NAIROBI, December 18. /TASS/. Prolongation of sanctions against Russia was expectable and it will not exert any impact on the Russian economy, Economic Development Minister Alexei Ulyukayev told reporters here on Friday.
"This was an expectable decision and we haven't heard anything new," he said. "The Russian economy won't be affected."
A political source in Brussels said on Friday the EU ambassadors had coordinated an unchanged extension of the anti-Russian economic sanctions through to July 2016. The EU Council is expected to OK the extension before December 21.
For incorporation of Crimea after last year’s coup in Ukraine, Russia came under sanctions on the part of the United States and many European countries. The restrictive measures were soon intensified following Western and Ukrainian claims that Russia supported militias in self-proclaimed republics in Ukraine’s southeast and was involved in destabilization of Ukraine.
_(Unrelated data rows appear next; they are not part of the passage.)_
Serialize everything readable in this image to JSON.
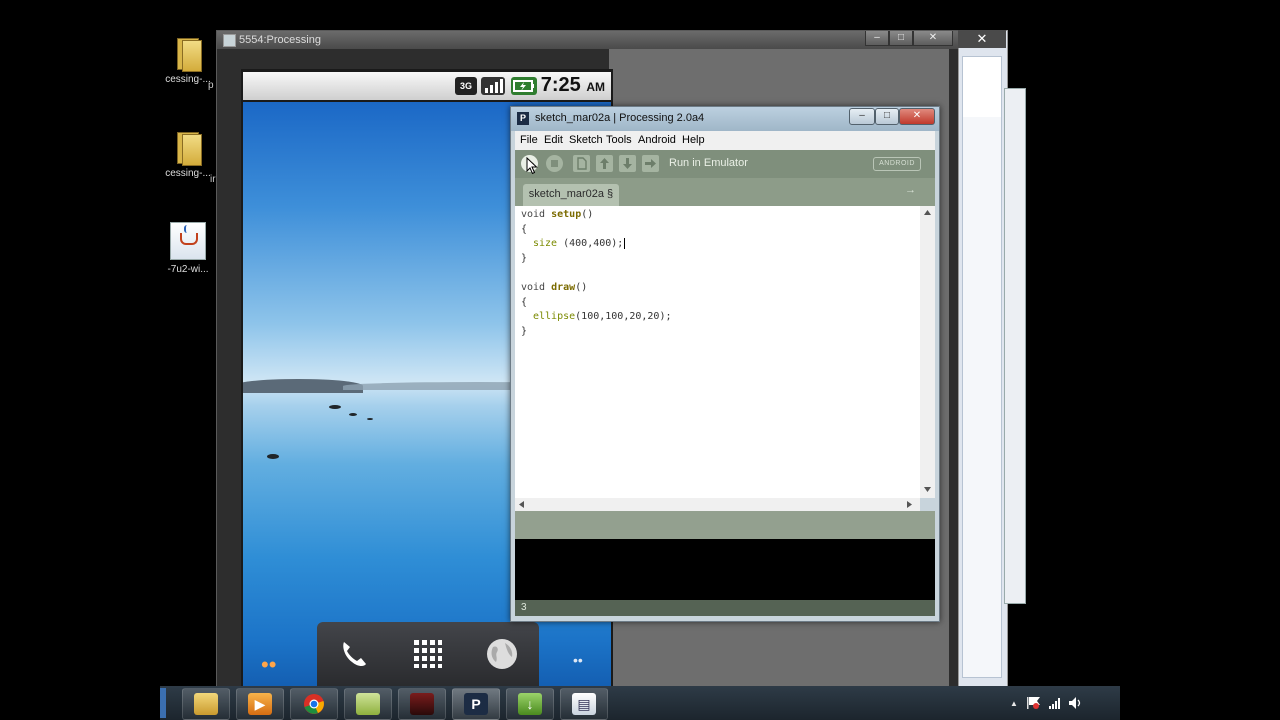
{
  "desktop": {
    "icons": [
      {
        "label": "cessing-...",
        "icon": "folder-icon"
      },
      {
        "label": "cessing-...",
        "icon": "folder-icon"
      },
      {
        "label": "-7u2-wi...",
        "icon": "java-installer-icon"
      }
    ],
    "partial_labels": [
      "p",
      "ir"
    ]
  },
  "emulator": {
    "title": "5554:Processing",
    "controls": {
      "minimize": "–",
      "maximize": "□",
      "close": "✕"
    },
    "status_bar": {
      "network": "3G",
      "signal_icon": "signal-bars-icon",
      "battery_icon": "battery-charging-icon",
      "time": "7:25",
      "ampm": "AM"
    },
    "dock": {
      "phone_icon": "phone-icon",
      "apps_icon": "app-grid-icon",
      "browser_icon": "globe-icon"
    },
    "side_dots_left": "••",
    "side_dots_right": "••"
  },
  "background_window": {
    "close": "✕"
  },
  "processing": {
    "title": "sketch_mar02a | Processing 2.0a4",
    "logo": "P",
    "controls": {
      "minimize": "–",
      "maximize": "□",
      "close": "✕"
    },
    "menu": [
      "File",
      "Edit",
      "Sketch",
      "Tools",
      "Android",
      "Help"
    ],
    "toolbar": {
      "buttons": [
        "run-icon",
        "stop-icon",
        "new-icon",
        "open-icon",
        "save-icon",
        "export-icon"
      ],
      "status_label": "Run in Emulator",
      "mode_button": "ANDROID"
    },
    "tab": {
      "label": "sketch_mar02a §",
      "arrow": "→"
    },
    "code": {
      "l1_kw": "void ",
      "l1_fn": "setup",
      "l1_rest": "()",
      "l2": "{",
      "l3_fn": "size",
      "l3_rest": " (400,400);",
      "l4": "}",
      "l6_kw": "void ",
      "l6_fn": "draw",
      "l6_rest": "()",
      "l7": "{",
      "l8_fn": "ellipse",
      "l8_rest": "(100,100,20,20);",
      "l9": "}"
    },
    "line_number": "3"
  },
  "taskbar": {
    "apps": [
      "windows-explorer-icon",
      "media-player-icon",
      "chrome-icon",
      "notepad-icon",
      "file-transfer-icon",
      "processing-icon",
      "download-icon",
      "document-icon"
    ]
  },
  "tray": {
    "up_arrow": "▲",
    "flag": "flag-icon",
    "network": "network-icon",
    "volume": "volume-icon"
  }
}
As countermeasures, Russia imposed on August 6, 2014 a one-year ban on imports of beef, pork, poultry, fish, cheeses, fruit, vegetables and dairy products from Australia, Canada, the European Union, the United States and Norway.
The Russian authorities have repeatedly denied accusations of "annexing" Crimea, because Crimea reunified with Russia voluntarily after a referendum, as well as claims that Moscow could in any way be involved in hostilities in Ukraine’s east.